Modern Memories: The Public History of Industrial Heritage in Japan
You can watch the recorded videos here.
Lecture (Japanese with English subtitle)
Dialogue (Japanese language only)
|Available on YouTube from Wednesday, 29 July 2020, 17:00-
Tokyo College YouTube Channel（https://www.youtube.com/channel/UCGI2NUAxXMyN8-Up3n4piaQ）
|Lecture (Japanese with English subtitles) Dialogue (Japanese)
The terms “industrial heritage” and “public history” did not come into widespread use until the 1990s in Japan. But even in the 1960s, some key sites of Japan’s industrial revolution were shutting down. What does one do with an abandoned mine or factory? For many decades, people in Japan have been asking this question, and engaging in efforts to preserve, commemorate, and invite visitors to these sites. Most recently, in 2015, UNESCO granted World Heritage status to the sites of the Meiji Era Industrial Revolution. Modern industrial civilization has brought great benefits and imposed high costs, in Japan as around the world. This lecture examines the possibilities for presenting a public history of industrial heritage that takes account of the burdens of this past, as well the achievements.
【Lecture】Modern Memories: The public history of industrial heritage in Japan Speaker: Andrew Gordon (Professor of History, Harvard University)
【Dialogue】 Andrew Gordon × SUGA Yutaka (Professor of Folklore Studies, Institute for Advanced Studies on Asia, University of Tokyo)
Andrew Gordon is Professor of History at Harvard University. He has been engaged in the studies of the modern history of Japan as well as comparative history of labor, and served as Director of the Reischauer Institute for Japanese Studies at Harvard University.

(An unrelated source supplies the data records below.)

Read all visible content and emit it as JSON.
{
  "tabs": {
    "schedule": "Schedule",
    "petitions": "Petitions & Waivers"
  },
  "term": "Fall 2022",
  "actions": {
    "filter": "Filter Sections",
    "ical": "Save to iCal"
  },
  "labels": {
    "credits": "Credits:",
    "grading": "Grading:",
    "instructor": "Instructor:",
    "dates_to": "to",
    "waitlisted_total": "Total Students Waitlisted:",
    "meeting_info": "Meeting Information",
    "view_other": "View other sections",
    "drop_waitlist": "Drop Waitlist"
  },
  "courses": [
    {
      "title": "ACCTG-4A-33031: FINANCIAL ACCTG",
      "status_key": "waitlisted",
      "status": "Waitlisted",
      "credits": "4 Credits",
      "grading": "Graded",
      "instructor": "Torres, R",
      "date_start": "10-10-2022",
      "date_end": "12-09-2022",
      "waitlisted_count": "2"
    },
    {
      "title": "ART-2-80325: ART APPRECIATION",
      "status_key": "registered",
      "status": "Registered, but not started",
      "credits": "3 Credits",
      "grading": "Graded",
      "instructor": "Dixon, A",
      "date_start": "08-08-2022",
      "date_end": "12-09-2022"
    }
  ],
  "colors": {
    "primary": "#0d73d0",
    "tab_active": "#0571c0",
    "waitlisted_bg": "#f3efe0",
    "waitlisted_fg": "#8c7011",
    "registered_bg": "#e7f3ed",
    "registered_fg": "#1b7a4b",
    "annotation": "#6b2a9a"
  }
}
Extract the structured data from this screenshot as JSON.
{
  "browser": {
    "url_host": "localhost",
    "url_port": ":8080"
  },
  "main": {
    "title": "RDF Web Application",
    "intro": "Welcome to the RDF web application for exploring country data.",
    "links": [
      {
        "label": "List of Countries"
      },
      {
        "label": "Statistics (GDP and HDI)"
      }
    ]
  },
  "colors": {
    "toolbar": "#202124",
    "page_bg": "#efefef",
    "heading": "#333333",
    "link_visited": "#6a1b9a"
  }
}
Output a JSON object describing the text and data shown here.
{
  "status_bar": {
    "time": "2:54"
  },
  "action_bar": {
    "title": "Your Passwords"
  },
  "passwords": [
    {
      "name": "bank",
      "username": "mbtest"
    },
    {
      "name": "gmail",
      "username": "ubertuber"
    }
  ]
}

SUGA Yutaka is Professor of Folklore Studies at Interfaculty Initiative in Information Studies, Graduate School of Interdisciplinary Information Studies, and the Institute of Advanced Studies on Asia at the University of Tokyo. He pursues applied research on the collaborative knowledge production between researchers and citizens through the perspectives of public history and public folklore.